Dans les églises de Kinshasa, l’air est chargé d’une attente vibrante. Alors que les cardinaux entrent en conclave au Vatican, les fidèles congolais, surtout des femmes, scrutent l’horizon avec un espoir teinté d’urgence. « Pourquoi pas un pape africain ? », lance Sandrine Mwela, les mains jointes devant la paroisse Notre-Dame de la Sagesse. Sa question, loin d’être isolée, résonne comme un défi lancé à des siècles de tradition.
Les murs des sanctuaires kinois deviennent alors les caisses de résonance d’une aspiration continentale. Melissa Kiama, éducatrice à Reine des Apôtres, martèle : « Nous portons l’Église à bout de bras.
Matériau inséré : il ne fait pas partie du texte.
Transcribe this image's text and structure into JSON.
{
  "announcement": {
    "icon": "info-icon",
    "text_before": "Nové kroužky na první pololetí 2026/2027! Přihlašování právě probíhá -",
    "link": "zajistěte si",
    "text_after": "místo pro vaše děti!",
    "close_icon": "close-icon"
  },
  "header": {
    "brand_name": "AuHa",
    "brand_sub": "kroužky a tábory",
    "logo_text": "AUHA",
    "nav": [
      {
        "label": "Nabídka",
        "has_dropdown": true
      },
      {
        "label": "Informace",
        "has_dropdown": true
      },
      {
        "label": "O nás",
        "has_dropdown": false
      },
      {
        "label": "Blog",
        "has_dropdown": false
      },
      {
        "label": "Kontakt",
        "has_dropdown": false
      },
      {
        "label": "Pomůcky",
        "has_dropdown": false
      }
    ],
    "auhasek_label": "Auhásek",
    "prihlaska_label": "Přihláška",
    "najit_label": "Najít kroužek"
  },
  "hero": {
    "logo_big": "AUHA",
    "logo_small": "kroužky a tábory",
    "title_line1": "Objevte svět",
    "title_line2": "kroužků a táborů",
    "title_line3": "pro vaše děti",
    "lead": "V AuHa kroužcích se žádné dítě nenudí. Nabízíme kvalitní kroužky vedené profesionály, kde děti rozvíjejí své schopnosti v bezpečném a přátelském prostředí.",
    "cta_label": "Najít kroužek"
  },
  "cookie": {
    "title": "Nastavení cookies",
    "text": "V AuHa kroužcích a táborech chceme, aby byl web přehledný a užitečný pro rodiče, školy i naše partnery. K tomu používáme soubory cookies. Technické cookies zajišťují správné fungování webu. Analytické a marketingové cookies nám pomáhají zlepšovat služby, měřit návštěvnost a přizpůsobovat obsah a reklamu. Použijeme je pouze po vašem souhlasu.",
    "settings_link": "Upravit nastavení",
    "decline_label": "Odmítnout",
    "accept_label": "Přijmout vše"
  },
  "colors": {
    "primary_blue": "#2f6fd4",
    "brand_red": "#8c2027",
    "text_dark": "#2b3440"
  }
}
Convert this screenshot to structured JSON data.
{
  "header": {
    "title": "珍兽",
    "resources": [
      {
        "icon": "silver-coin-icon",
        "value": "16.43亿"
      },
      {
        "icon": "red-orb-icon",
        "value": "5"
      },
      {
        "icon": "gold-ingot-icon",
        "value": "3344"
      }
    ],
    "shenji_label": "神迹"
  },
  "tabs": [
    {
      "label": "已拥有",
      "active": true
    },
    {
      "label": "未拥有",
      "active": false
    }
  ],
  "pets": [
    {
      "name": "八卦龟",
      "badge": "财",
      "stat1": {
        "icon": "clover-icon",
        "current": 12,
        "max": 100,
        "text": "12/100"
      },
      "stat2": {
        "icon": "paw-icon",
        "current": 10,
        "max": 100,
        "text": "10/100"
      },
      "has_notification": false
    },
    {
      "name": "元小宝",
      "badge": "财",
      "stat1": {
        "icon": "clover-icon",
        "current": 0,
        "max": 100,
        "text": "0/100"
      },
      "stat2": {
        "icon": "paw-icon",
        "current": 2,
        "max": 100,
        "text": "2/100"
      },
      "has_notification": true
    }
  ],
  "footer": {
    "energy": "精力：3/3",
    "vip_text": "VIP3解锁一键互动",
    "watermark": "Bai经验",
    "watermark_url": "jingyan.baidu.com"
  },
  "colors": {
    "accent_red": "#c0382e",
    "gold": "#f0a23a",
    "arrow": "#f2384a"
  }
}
Mais quand vient l’heure des décisions, on nous assigne au silence. » Dans son regard, une lassitude qui interroge : jusqu’à quand l’institution ignorera-t-elle la moitié de son troupeau ?
Le nom du cardinal Fridolin Ambongo surgit dans chaque conversation comme une réponse possible. Archevêque de Kinshasa connu pour son franc-parler, il incarne aux yeux de nombreux Congolais le pont entre deux mondes. « Il a marché avec nous pendant les crises, il connaît le prix du sang versé », souligne Monique Kasake, dont la voix tremble en évoquant les manifestations réprimées.
Une attente qui dépasse les frontières
Dans le dédale des rues de Matonge, Bernadette Masiala résume l’enjeu : « Nous ne voulons pas un pape superstar, mais un berger qui sent encore l’odeur des brebis. » La métaphore frappe : ici, où la foi se mêle quotidiennement à la lutte pour l’eau potable et l’accès aux soins, le spirituel ne peut faire abstraction du terrestre.
Sarah Palata, rencontrée devant la cathédrale Saint François de Sales, radicalise le propos : « Si l’Église reste neutre face aux massacres dans l’Est du pays, elle trahit l’Évangile. » Sa colère pointe un paradoxe : comment une institution universelle pourrait-elle rester sourde aux cris d’un continent qui comptera bientôt un tiers des catholiques mondiaux ?
Le spectre de Frère Bemba
Les souvenirs de la visite du pape François en 2023 resurgissent dans les discours. « Quand il a embrassé notre sol, nous avons cru à un nouveau départ », soupire Blandine Nehema, religieuse. Mais depuis, l’espoir a cédé la place à une désillusion nourrie par la persistance des violences. Et si l’élection d’un pape africain pouvait inverser cette dynamique ?
La question agite les groupes de prière féminins. « L’Église doit choisir : être un musée ou un hôpital de campagne », assène Maman Nelly, coordonnatrice de la Ligue des femmes catholiques. Son combat ? Voir des religieuses au gouvernement du Vatican. « Les hommes ont eu 2000 ans pour montrer ce qu’ils savent faire. Maintenant, laissez les femmes participer ! »
Ambongo, symbole d’une Église enracinée
Les soutiens au cardinal congolais insistent sur son ancrage local. « Il a fermé les églises qui soutenaient les milices », rappelle un catéchiste de la paroisse Saint-Raphaël. Un acte courageux dans un pays où le religieux et le politique s’entremêlent dangereusement.
Pourtant, l’enjeu dépasse la personne d’Ambongo. Comme le note finement le père Marcel, professeur de théologie : « Ce qui se joue, c’est la capacité de l’Église à devenir polyphonique. L’Afrique n’a plus besoin de maîtres à penser, mais de partenaires à écouter. »
Alors que Rome vit au rythme des fumées blanches, Kinshasa retient son souffle. Les femmes continuent de prier, mais aussi d’espérer. Pas seulement pour un titre honorifique, mais pour une révolution silencieuse qui verrait enfin l’Église épouser les contours d’un monde multiple. Car comme le chuchote une jeune étudiante devant la statue de Marie : « Jésus est né en Afrique… En Égypte. » Un rappel historique qui sonne comme un manifeste.